At the machine discharge, an operator does a quality check. According to Stanley, 99.9 percent of the barrels that exit the cooling chamber are ready to be conveyed to the next step in the process—capping. During capping, caps are fed from a Hoppmann (www.hoppmann.com) centrifugal prefeeder and feed to a rotary capper and to a shoot to be capped. Capped containers are then conveyed through a depucker that removes them from the pucks, which are then manually filled again with empty barrels.

Filled, capped products continue on a conveyor past a CVC 400 series labeler from CVC Technologies (www.cvcusa.com) that applies a front and back label, as well as prints a batch code. The machine operates at approximately 120 barrels/min, applying preprinted labels supplied by Yerecic Label (www.yereciclabel.com).

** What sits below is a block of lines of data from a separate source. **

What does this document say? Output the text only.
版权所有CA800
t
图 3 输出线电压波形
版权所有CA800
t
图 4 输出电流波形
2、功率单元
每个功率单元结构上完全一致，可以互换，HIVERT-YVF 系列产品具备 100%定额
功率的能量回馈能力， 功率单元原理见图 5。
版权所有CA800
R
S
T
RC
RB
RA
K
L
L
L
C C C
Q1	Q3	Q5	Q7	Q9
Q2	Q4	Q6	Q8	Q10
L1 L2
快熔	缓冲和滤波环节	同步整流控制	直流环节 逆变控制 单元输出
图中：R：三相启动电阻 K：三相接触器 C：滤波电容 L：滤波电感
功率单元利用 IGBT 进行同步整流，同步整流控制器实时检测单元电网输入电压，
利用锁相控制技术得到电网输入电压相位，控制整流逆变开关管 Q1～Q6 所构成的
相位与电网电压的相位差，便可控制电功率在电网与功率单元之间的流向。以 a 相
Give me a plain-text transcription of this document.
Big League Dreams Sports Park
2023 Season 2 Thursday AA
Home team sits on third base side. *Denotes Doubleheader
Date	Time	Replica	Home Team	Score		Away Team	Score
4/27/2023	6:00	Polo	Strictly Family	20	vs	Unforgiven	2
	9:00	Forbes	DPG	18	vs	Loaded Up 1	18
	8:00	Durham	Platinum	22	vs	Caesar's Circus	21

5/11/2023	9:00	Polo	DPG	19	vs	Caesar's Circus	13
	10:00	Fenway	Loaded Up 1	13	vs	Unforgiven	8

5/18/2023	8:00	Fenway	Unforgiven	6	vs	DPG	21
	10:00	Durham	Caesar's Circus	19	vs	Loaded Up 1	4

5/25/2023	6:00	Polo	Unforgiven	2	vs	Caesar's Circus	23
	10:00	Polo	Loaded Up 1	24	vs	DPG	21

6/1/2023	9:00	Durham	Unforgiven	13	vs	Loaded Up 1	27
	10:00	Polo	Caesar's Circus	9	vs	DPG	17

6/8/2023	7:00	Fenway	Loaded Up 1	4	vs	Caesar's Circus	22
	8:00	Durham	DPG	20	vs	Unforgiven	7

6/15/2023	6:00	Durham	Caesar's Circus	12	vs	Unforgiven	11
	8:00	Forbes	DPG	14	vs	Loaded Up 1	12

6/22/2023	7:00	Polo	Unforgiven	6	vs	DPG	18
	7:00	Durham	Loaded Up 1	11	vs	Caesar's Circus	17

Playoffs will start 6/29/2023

Next, a CTM 360 Series spot labeler from CTM Integration (www.ctmint.com) applies special-promotion stickers on 2.5-oz barrels, when required.

After labeling, the products are conveyed to a PMI (Packaging Machines International) (www.pmi-intl.com) Model GRC-25 multipacker with a shrink tunnel that groups the product in six-packs, which are film-wrapped and sealed in the companion heat tunnel. According to Stanley, before A.P. Deauville purchased the PMI equipment in 2003, they were using corrugated inserts within the cases to group products. Shrink-wrapping ht the products has resulted in a substantial cost savings. "The PMI equipment paid for itself within eight months, and it does a really nice package," Stanley says.

Shrink-wrapped six-packs are then carried by conveyor to an operator, who manually packs them into shipping cases. The cases are erected several feet away by an O/K Durable case erector from O/K Intl. (www.okcorp.com) and are conveyed to the packing area. Manually filled cases then pass by a single-line, large-character ink-jet printer that applies a batch code, after which they receive the bar code and other information from Adolph Gottscho's (www.gottscho.com) GOTTJET coder. The last operation on the line is case taping, accomplished with an O/K Intl. case sealer.